The respondents also learned of a notice of an extra-judicial settlement of estate of their late father was published in a tabloid called Balita. Because of this, they caused the annotation of their adverse claims over the subject properties before the Register of Deeds and filed the said complaint.
The petitioners denied the allegations of the complaint on the ground of lack of personal knowledge and good faith in acquiring the subject properties. Petitioner Francisco further contended that what they purchased was only the resort. He also presented an Extra-Judicial Settlement with Renunciation, Repudiations and Waiver of Rights and Sale which provides that respondents’ co-heirs sold the family home to the spouses Rolando and Ma. Cecilia Bondoc for Pl million as well as a Deed of Sale whereby Benita sold the resort to petitioners.

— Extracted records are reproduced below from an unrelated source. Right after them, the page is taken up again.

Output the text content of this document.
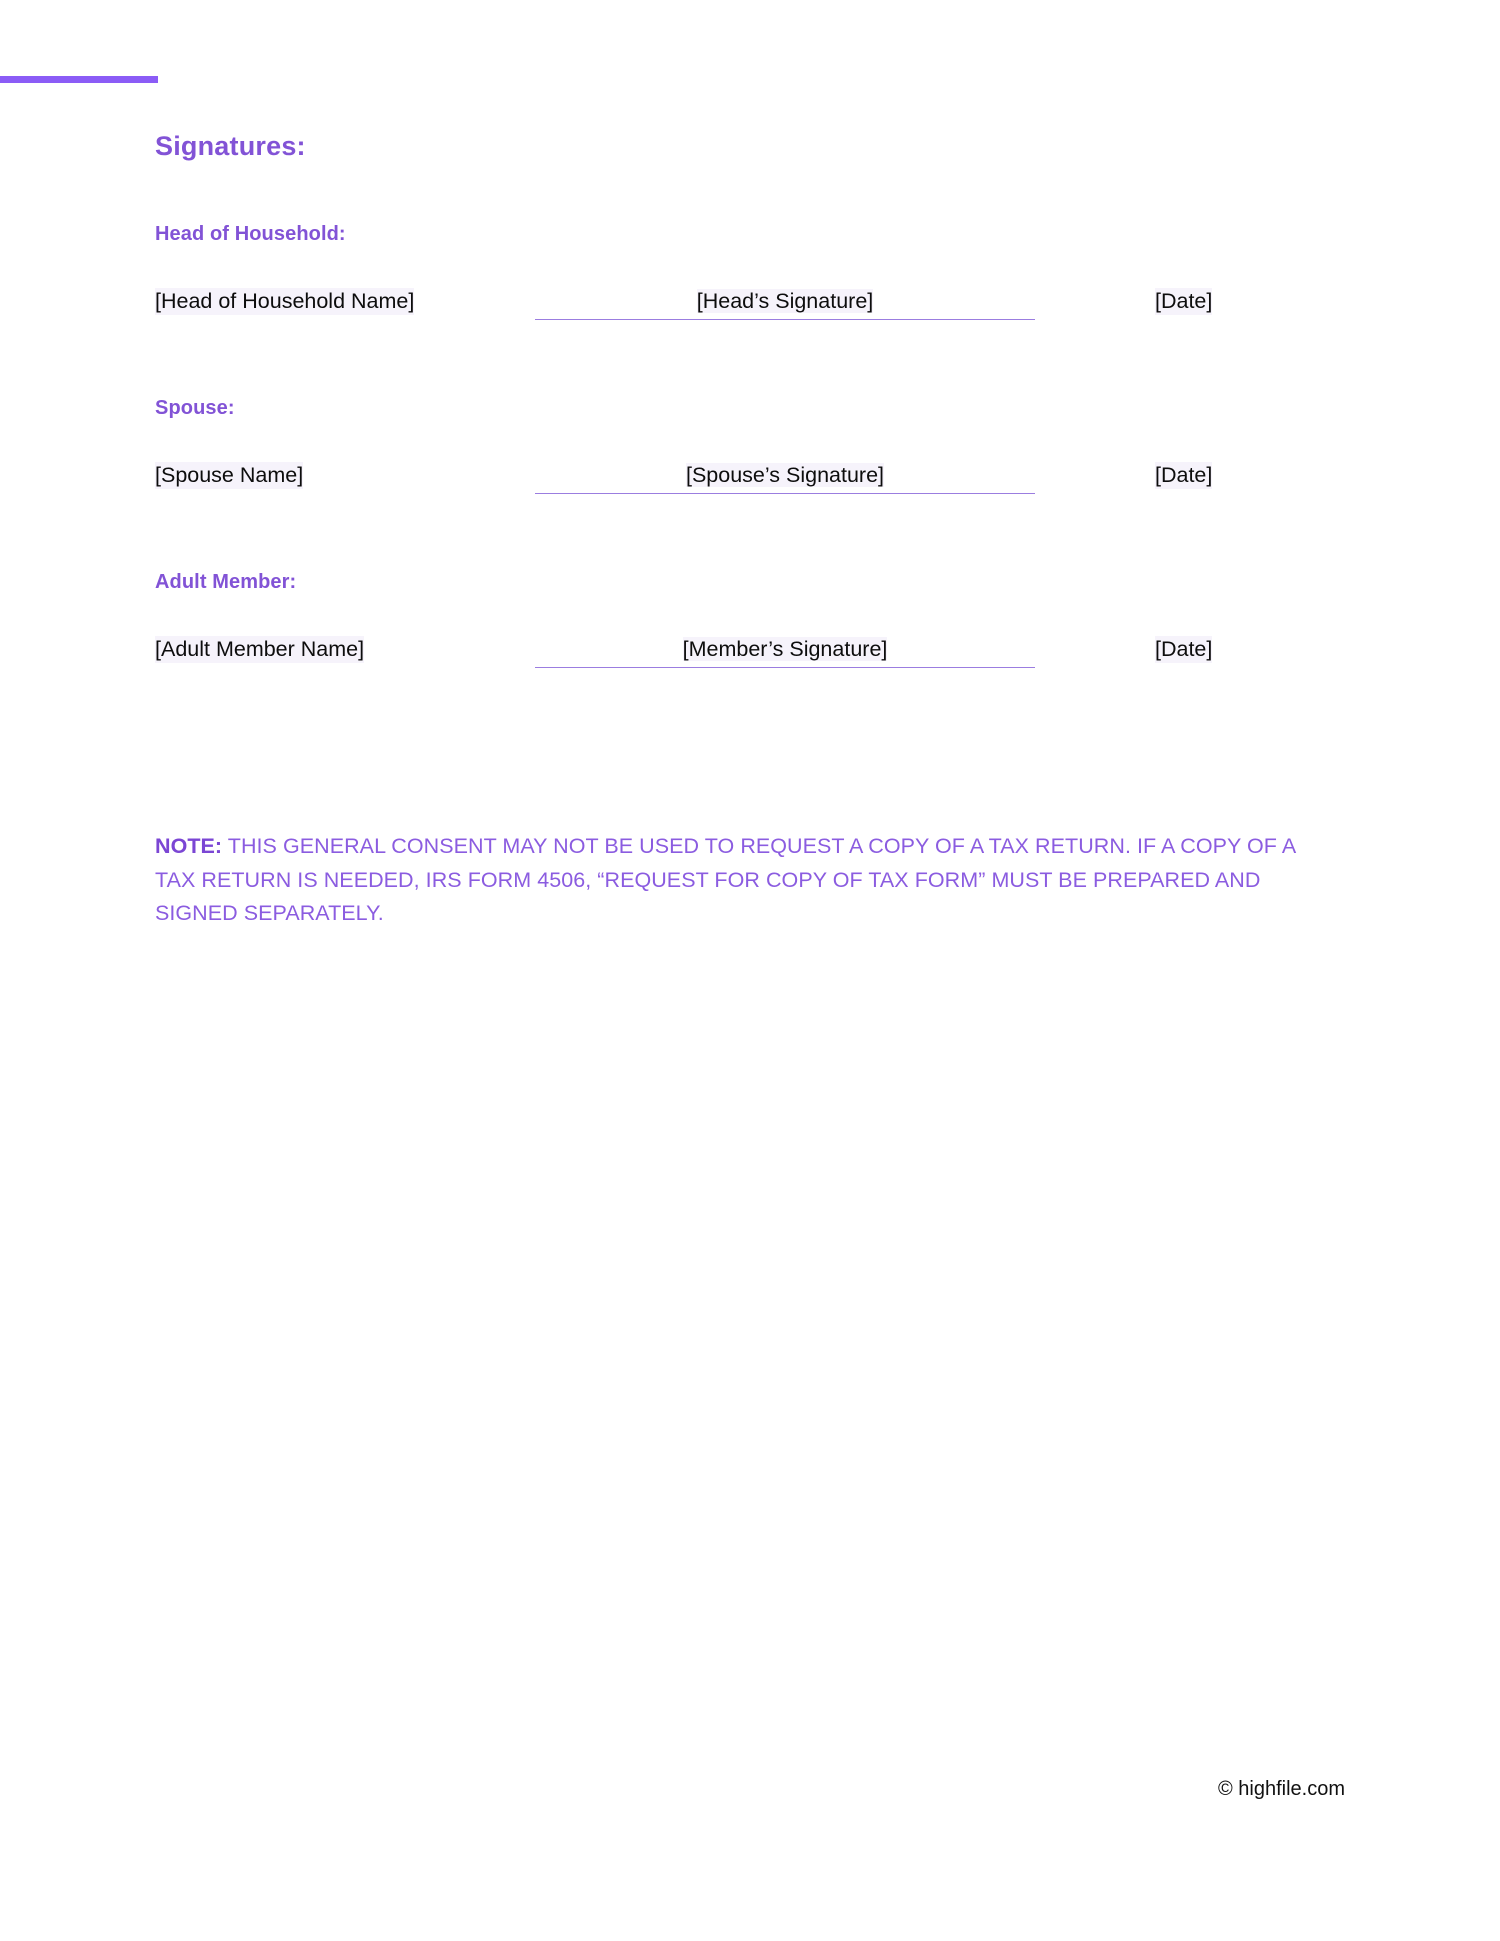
Signatures:
Head of Household:
[Head of Household Name]	[Head’s Signature]	[Date]
Spouse:
[Spouse Name]	[Spouse’s Signature]	[Date]
Adult Member:
[Adult Member Name]	[Member’s Signature]	[Date]

NOTE: THIS GENERAL CONSENT MAY NOT BE USED TO REQUEST A COPY OF A TAX RETURN. IF A COPY OF A TAX RETURN IS NEEDED, IRS FORM 4506, “REQUEST FOR COPY OF TAX FORM” MUST BE PREPARED AND SIGNED SEPARATELY.

© highfile.com
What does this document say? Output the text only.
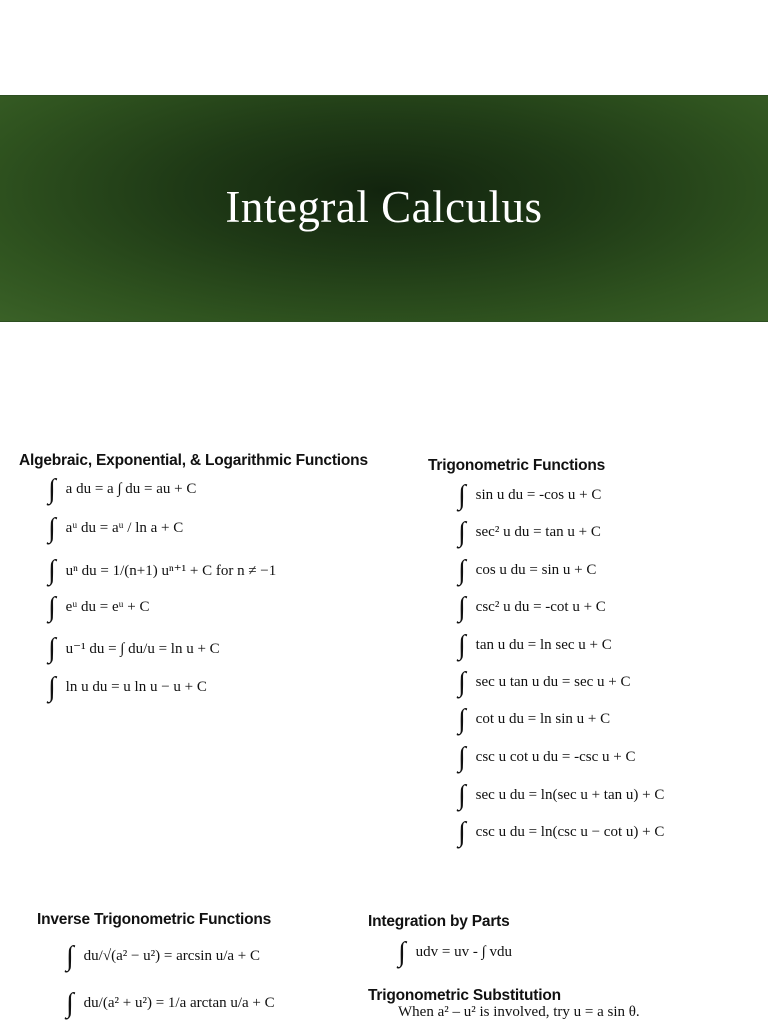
Integral Calculus
Algebraic, Exponential, & Logarithmic Functions
∫ a du = a ∫ du = au + C
∫ aᵘ du = aᵘ / ln a + C
∫ uⁿ du = 1/(n+1) uⁿ⁺¹ + C for n ≠ −1
∫ eᵘ du = eᵘ + C
∫ u⁻¹ du = ∫ du/u = ln u + C
∫ ln u du = u ln u − u + C
Trigonometric Functions
∫ sin u du = -cos u + C
∫ sec² u du = tan u + C
∫ cos u du = sin u + C
∫ csc² u du = -cot u + C
∫ tan u du = ln sec u + C
∫ sec u tan u du = sec u + C
∫ cot u du = ln sin u + C
∫ csc u cot u du = -csc u + C
∫ sec u du = ln(sec u + tan u) + C
∫ csc u du = ln(csc u − cot u) + C
Inverse Trigonometric Functions
∫ du/√(a² − u²) = arcsin u/a + C
∫ du/(a² + u²) = 1/a arctan u/a + C
Integration by Parts
∫ udv = uv - ∫ vdu
Trigonometric Substitution
When a² – u² is involved, try u = a sin θ.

The trial court nullified the transfer of the subject Properties to petitioners and spouses Bondoc due to irregularities in the Documents of conveyance offered by petitioners as well as the circumstances Surrounding the execution of the same. CA affirmed hence, the petition where they alleged that since the Respondents’ complaint alleged causes of action for settlement of estate under Rule 74 of the Rules of Court, therefore it is actually one for settlement of estate and not of judicial partition.

ISSUE: Whether or not the petition is for partition or for settlement of estate?

HELD: The court held that the complaint filed by the respondents was for judicial partition. It is true that some of respondents’ causes of action pertaining to the properties left behind by the decedent Pedro, his known heirs, and the nature and extent of their interests thereon may fall under an action for settlement of estate. However, a complete reading of the complaint would readily show that, based on the nature of the suit, the allegations therein, and the relief’s prayed for, the action, is clearly one for judicial partition with annulment of title and recovery of possession.

In this case, it was expressly alleged in the complaint, and was not disputed, that Pedro died without a will, leaving his estate without any ending obligations. Thus, contrary to petitioner’s contention, respondents were under no legal obligation to submit the subject properties of the estate of a special proceeding for settlement of intestate estate, and are, in fact, encouraged to have the same partitioned, judicially or extrajudicially.